All of the internal clippings I've had occur were under 10 clippings, so I never bothered reencoding (I would have had to use a 0.830 scale on one track I've encountered). It would be pretty hard to pick out 10 samples if there's 44100 every second...
spase
ok as everyone knows, im no programmer

(at least you ought to know, or else im sure i would have released tons of great software by now) **SARCASM DETECTED**

anyways i am wondering if it would be possible to make a program that would detect whether or not a wav file will suffer from internal clipping.

also maybe im retarded, but is there some way to have the encoder automatically scale the input wav file to the amount suggested?

thanks!
spase
oh yea and by the way, can someone explain to me the --xlevel switch?

and in the encoder it says --scale x[,y]

what is the y value?

thanks again!
Trelane
Regarding scale:
You can specify a different scale for each channel. So, --scale 0.50,1.0 will scale the left channel to half, while the right channel will remain untouched.

Regarding xlevel:
This allows for much higher scale factors. It works most of the time, but only with Klemm-based decoders (MJ plugin, mppdec). I have a track (Love You Madly by Cake) that still produces internal clipping with xlevel enabled.
Case
QUOTE
Originally posted by Trelane

Regarding xlevel:
It works most of the time, but only with Klemm-based decoders (MJ plugin, mppdec)

Latest Winamp plugin 0.92l should handle --xlevel too. Changelog says it's untested, but atleast it worked on the sample I tried.
madah
Here's my suggestion:

Adding a switch --autolevel to mppenc, which tells the encoder to do a 2-pass encoding.

So if there was any internal clippings it would automatically encode again with the suggested scale.

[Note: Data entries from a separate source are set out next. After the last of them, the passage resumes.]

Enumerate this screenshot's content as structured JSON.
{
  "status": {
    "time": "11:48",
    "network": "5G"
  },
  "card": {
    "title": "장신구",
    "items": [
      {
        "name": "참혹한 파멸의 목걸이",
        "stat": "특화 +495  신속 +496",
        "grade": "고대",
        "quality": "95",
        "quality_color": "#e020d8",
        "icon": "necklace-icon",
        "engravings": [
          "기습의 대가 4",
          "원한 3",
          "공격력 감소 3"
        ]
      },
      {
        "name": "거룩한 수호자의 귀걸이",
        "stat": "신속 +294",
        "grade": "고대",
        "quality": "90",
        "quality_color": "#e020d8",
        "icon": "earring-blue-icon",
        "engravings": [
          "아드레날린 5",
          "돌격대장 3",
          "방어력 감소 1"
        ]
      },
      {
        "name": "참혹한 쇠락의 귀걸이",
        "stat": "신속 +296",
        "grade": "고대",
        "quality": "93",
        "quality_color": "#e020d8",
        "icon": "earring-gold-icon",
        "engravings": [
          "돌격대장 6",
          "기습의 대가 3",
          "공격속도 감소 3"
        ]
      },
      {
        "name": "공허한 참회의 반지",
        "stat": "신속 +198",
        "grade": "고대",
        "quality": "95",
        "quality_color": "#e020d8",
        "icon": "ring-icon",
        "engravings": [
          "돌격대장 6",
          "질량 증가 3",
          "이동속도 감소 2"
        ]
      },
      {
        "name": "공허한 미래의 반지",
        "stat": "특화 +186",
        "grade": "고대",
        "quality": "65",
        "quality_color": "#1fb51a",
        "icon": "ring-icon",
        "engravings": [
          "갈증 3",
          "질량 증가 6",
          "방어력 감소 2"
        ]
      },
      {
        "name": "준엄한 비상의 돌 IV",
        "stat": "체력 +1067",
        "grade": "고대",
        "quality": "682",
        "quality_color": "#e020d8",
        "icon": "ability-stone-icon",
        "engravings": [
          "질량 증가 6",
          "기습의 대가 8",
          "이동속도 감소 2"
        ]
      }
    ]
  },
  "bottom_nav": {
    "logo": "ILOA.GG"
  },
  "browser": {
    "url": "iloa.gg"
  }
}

In the worst case, encoding would be twice as slow. But I think it would be a good idea since everyone is going to do the encode anyhow with --scale
xmixahlx
i think an auto scale is a horrible idea...

but, whatever

later
mike
andrew
after so many posts, there are stilll no valid procedures tongue.gif
Case
QUOTE
Originally posted by andrew
after so many posts, there are stilll no valid procedures tongue.gif

Clipping can still occure when decoding. To prevent this use clip protection.
Garf
QUOTE
Originally posted by xmixahlx
i think an auto scale is a horrible idea...

but, whatever

later
mike


I wonder why? As far as I can see this would be useful, and ReplayGain would 'correct' (or at least make irrelevant) the changed volumes anyway.

Would be very handy when using MPC from an interface (I always do MAC->MPC)

Edit: Uhh, probably wouldn't work as you can't seek a stdin stream smile.gif

Any disadvantages?

--
GCP
tonderai
Yes, the correction with replaygain would have to be title-based - you'd lose the volume differences between tracks on the same album.

More useful (well, for me anyway) would be to figure the lowest --scale 0.xx value, and then re-encode the whole album (=directory) using that value. Much slower though sad.gif

If there's any way to find the --scale values without actually encoding the wavs, that'd be great. Is that possible?